La preghiera dei laici per i sacerdoti.
È prima di tutto un segno d'amore verso i sacerdoti. Del resto non è possibile pregare per qualcuno che non si ama. La preghiera è sempre possibile. Pregano probabilmente soprattutto coloro che non sono in grado di sostenere finanziariamente le iniziative pastorali, che non possono offrire un aiuto professionale. Possono invece pregare. La preghiera è in generale la reazione migliore a tutto ciò che accade. L'unica reazione saggia alla debolezza dei sacerdoti è la preghiera nella loro intenzione: per la conversione dei peccatori, per la protezione dei buoni dal male: Non chiedo che tu li tolga dal mondo, ma che li custodisca dal maligno (Gv 17,15). In altre parole, assumere la preghiera per qualcuno è testimonianza di saggezza.
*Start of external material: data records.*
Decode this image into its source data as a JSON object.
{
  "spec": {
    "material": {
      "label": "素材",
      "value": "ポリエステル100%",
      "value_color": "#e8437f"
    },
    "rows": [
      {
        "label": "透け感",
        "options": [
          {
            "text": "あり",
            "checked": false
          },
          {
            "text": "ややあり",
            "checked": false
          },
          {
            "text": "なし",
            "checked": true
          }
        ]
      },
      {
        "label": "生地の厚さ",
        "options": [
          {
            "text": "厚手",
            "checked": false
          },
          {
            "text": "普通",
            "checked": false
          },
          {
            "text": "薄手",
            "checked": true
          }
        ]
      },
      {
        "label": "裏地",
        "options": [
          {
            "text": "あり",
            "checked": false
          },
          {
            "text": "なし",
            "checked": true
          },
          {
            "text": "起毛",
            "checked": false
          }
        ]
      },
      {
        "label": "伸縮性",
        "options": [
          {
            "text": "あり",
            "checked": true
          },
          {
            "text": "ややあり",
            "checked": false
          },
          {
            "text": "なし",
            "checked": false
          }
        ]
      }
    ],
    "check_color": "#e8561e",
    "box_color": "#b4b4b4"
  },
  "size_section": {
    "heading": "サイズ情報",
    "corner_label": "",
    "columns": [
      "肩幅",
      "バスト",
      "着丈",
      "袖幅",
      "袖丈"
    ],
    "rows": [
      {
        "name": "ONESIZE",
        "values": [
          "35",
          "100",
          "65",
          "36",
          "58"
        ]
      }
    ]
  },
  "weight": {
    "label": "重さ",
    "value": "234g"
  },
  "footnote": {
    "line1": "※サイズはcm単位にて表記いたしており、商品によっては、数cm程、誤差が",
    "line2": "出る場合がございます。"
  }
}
Sarà probabilmente particolarmente preziosa la preghiera per un sacerdote che non ci è necessariamente simpatico. La preghiera per i sacerdoti è anche una prova di immaginazione. Pregherà per i sacerdoti chi intuisce, comprende, si rende conto delle difficoltà che i sacerdoti sperimentano. È anche un segno di discreta benevolenza, forse persino… di amore verso un sacerdote concreto?
Il mio sacerdozio.
Il sacerdozio è per me un'avventura affascinante. Come sacerdote non mi annoio. Il sacerdozio è qualcosa che continua a piacermi. Nel mio sacerdozio succede sempre molto. Non ho il desiderio né il bisogno di sentirmi come un laico, foss'anche per poco tempo. Il sacerdozio è per me condividere tutto con Cristo. Andare mano nella mano con Cristo attraverso la vita: questo è il sacerdozio. Voi siete quelli che avete perseverato con me nelle mie prove (Lc 22,28): questa è per me la quintessenza dell'essere sacerdote.